Kenny Chesney's world is blue collar basic. It's Firebirds or pick-ups, a couple of six-packs, college football, believing in Saturday night and picking up that certain girl -- or finding that just right boy. For those folks a song like "Fall In Love" is everything they could hope for -- and "Back Where I Come From" is a rallying cry that defines the very core of what has shaped each and everyone of them.

"Back Where I Come From" was never a single -- and it looks all the negative clichés about being backwater right in the face. It embraces them gently, smiles and sets them aside in the name of all the things that come from those places that make each of these kids not give a damn about that other level of cool so many seek.
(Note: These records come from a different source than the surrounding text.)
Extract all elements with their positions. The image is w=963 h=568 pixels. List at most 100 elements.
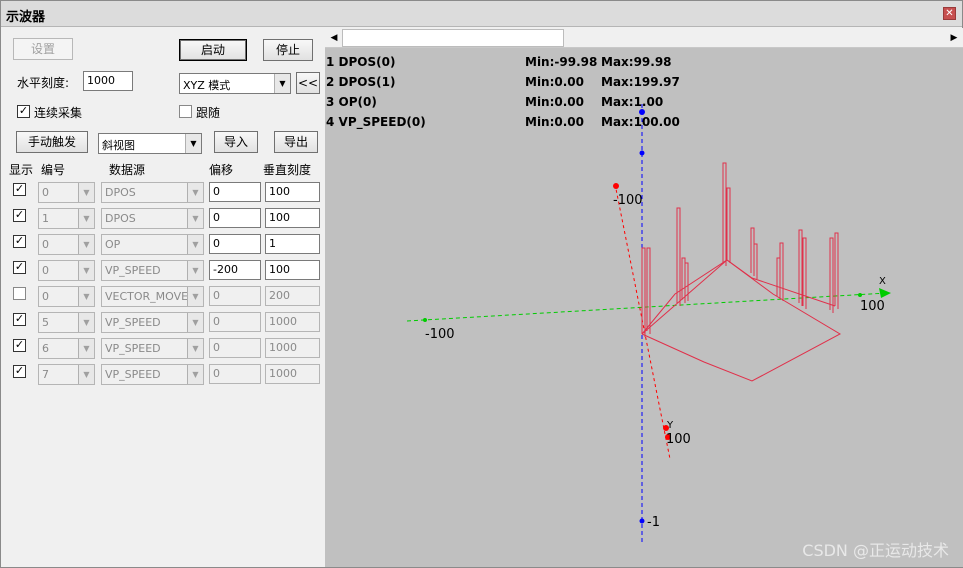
- channel-source-select[interactable]: VECTOR_MOVED ▼: [101, 286, 204, 307]
- chevron-down-icon: ▼: [187, 365, 203, 384]
- watermark: CSDN @正运动技术: [802, 541, 949, 560]
- y-axis-name: Y: [666, 420, 674, 431]
- continuous-checkbox[interactable]: ✓: [17, 105, 30, 118]
- close-button[interactable]: ✕: [943, 7, 956, 20]
- channel-offset-input[interactable]: 0: [209, 234, 261, 254]
- channel-scale-input[interactable]: 100: [265, 182, 320, 202]
- channel-show-checkbox[interactable]: ✓: [13, 235, 26, 248]
- follow-checkbox[interactable]: [179, 105, 192, 118]
- manual-trigger-button[interactable]: 手动触发: [16, 131, 88, 153]
- plot-area[interactable]: ◀ ▶ 1 DPOS(0) Min:-99.98 Max:99.98 2 DPOS(1…: [325, 28, 963, 567]
- x-axis-arrow: [879, 288, 891, 298]
- channel-show-checkbox[interactable]: [13, 287, 26, 300]
- channel-scale-input[interactable]: 100: [265, 260, 320, 280]
- scroll-left-icon[interactable]: ◀: [326, 29, 342, 47]
- channel-id-select[interactable]: 1 ▼: [38, 208, 95, 229]
- channel-offset-input[interactable]: 0: [209, 208, 261, 228]
- trace-spike: [641, 247, 646, 337]
- channel-source-select[interactable]: VP_SPEED ▼: [101, 260, 204, 281]
- channel-show-checkbox[interactable]: ✓: [13, 261, 26, 274]
- channel-source-select[interactable]: VP_SPEED ▼: [101, 338, 204, 359]
- channel-source-select[interactable]: OP ▼: [101, 234, 204, 255]
- channel-scale-input[interactable]: 1000: [265, 338, 320, 358]
- channel-id-value: 0: [42, 290, 49, 303]
- view-select[interactable]: 斜视图 ▼: [98, 133, 202, 154]
- header-id: 编号: [41, 163, 66, 177]
- title-bar: 示波器 ✕: [1, 1, 962, 27]
- trace-bottom-ring: [641, 259, 842, 382]
- channel-offset-input[interactable]: 0: [209, 182, 261, 202]
- z-axis-pos-marker: [639, 150, 645, 156]
- channel-scale-input[interactable]: 100: [265, 208, 320, 228]
- chevron-down-icon: ▼: [185, 134, 201, 153]
- import-button[interactable]: 导入: [214, 131, 258, 153]
- channel-offset-input[interactable]: 0: [209, 312, 261, 332]
- channel-id-select[interactable]: 0 ▼: [38, 234, 95, 255]
- trace-spike: [753, 243, 758, 279]
- channel-show-checkbox[interactable]: ✓: [13, 183, 26, 196]
- channel-id-value: 0: [42, 186, 49, 199]
- channel-source-select[interactable]: VP_SPEED ▼: [101, 364, 204, 385]
- channel-id-select[interactable]: 7 ▼: [38, 364, 95, 385]
- hscale-label: 水平刻度:: [17, 76, 70, 90]
- channel-offset-input[interactable]: -200: [209, 260, 261, 280]
- channel-source-select[interactable]: DPOS ▼: [101, 182, 204, 203]
- channel-source-value: VECTOR_MOVED: [105, 290, 197, 303]
- chevron-down-icon: ▼: [78, 235, 94, 254]
- channel-show-checkbox[interactable]: ✓: [13, 339, 26, 352]
- chevron-down-icon: ▼: [187, 183, 203, 202]
- channel-show-checkbox[interactable]: ✓: [13, 313, 26, 326]
- channel-offset-input[interactable]: 0: [209, 338, 261, 358]
- channel-scale-input[interactable]: 1000: [265, 364, 320, 384]
- channel-offset-input[interactable]: 0: [209, 286, 261, 306]
- mode-select-value: XYZ 模式: [183, 79, 231, 92]
- channel-id-value: 5: [42, 316, 49, 329]
- x-axis-pos-label: 100: [860, 299, 885, 314]
- channel-scale-input[interactable]: 1000: [265, 312, 320, 332]
- chevron-down-icon: ▼: [274, 74, 290, 93]
- window-title: 示波器: [6, 10, 46, 25]
- channel-source-value: OP: [105, 238, 121, 251]
- start-button[interactable]: 启动: [179, 39, 247, 61]
- collapse-button[interactable]: <<: [296, 72, 320, 94]
- x-axis-pos-marker: [858, 293, 862, 297]
- stop-button[interactable]: 停止: [263, 39, 313, 61]
- scroll-right-icon[interactable]: ▶: [946, 29, 962, 47]
- chevron-down-icon: ▼: [78, 313, 94, 332]
- channel-scale-input[interactable]: 1: [265, 234, 320, 254]
- trace-spike: [646, 247, 651, 334]
- channel-id-value: 0: [42, 264, 49, 277]
- channel-show-checkbox[interactable]: ✓: [13, 365, 26, 378]
- y-axis-neg-marker: [613, 183, 619, 189]
- chevron-down-icon: ▼: [187, 313, 203, 332]
- channel-id-select[interactable]: 0 ▼: [38, 260, 95, 281]
- y-axis-pos-label: 100: [666, 432, 691, 447]
- channel-offset-input[interactable]: 0: [209, 364, 261, 384]
- scroll-thumb[interactable]: [342, 29, 564, 47]
- channel-id-select[interactable]: 5 ▼: [38, 312, 95, 333]
- header-scale: 垂直刻度: [263, 163, 312, 177]
- chevron-down-icon: ▼: [187, 235, 203, 254]
- z-axis-neg-label: -1: [647, 515, 660, 530]
- channel-show-checkbox[interactable]: ✓: [13, 209, 26, 222]
- channel-id-select[interactable]: 0 ▼: [38, 286, 95, 307]
- settings-button[interactable]: 设置: [13, 38, 73, 60]
- mode-select[interactable]: XYZ 模式 ▼: [179, 73, 291, 94]
- channel-scale-input[interactable]: 200: [265, 286, 320, 306]
- trace-spike: [779, 242, 784, 301]
- y-axis-neg-label: -100: [613, 193, 643, 208]
- channel-source-select[interactable]: VP_SPEED ▼: [101, 312, 204, 333]
- channel-id-select[interactable]: 0 ▼: [38, 182, 95, 203]
- hscale-input[interactable]: 1000: [83, 71, 133, 91]
- export-button[interactable]: 导出: [274, 131, 318, 153]
- z-axis-neg-marker: [639, 518, 645, 524]
- chevron-down-icon: ▼: [78, 183, 94, 202]
- trace-spike: [834, 232, 839, 309]
- channel-id-select[interactable]: 6 ▼: [38, 338, 95, 359]
- channel-source-value: DPOS: [105, 186, 136, 199]
- chevron-down-icon: ▼: [187, 287, 203, 306]
- control-panel: 设置 启动 停止 水平刻度: 1000 XYZ 模式 ▼ << ✓ 连续采集 跟…: [1, 28, 324, 567]
- channel-source-select[interactable]: DPOS ▼: [101, 208, 204, 229]
- trace-spike: [829, 237, 834, 313]
- horizontal-scrollbar[interactable]: ◀ ▶: [325, 28, 963, 48]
These people -- like Kenny Chesney -- are living their lives, not worrying about the rest of it. And for me, a girl who was certain she was going to pass on this client, that's a pretty good lesson learned. Indeed, signing Kenny Chesney came down to two truths: he wasn't afraid to do the work and he wasn't concerned about what people thought as long as he was connecting with his fans.

When you look into the faces of those fans, indeed if you'd seen that table of kids at the Waffle House, you'd understand what touching people really means. And once you've seen that, how can it be about anything but getting out there and making it happen in a way that lifts people up. Indeed.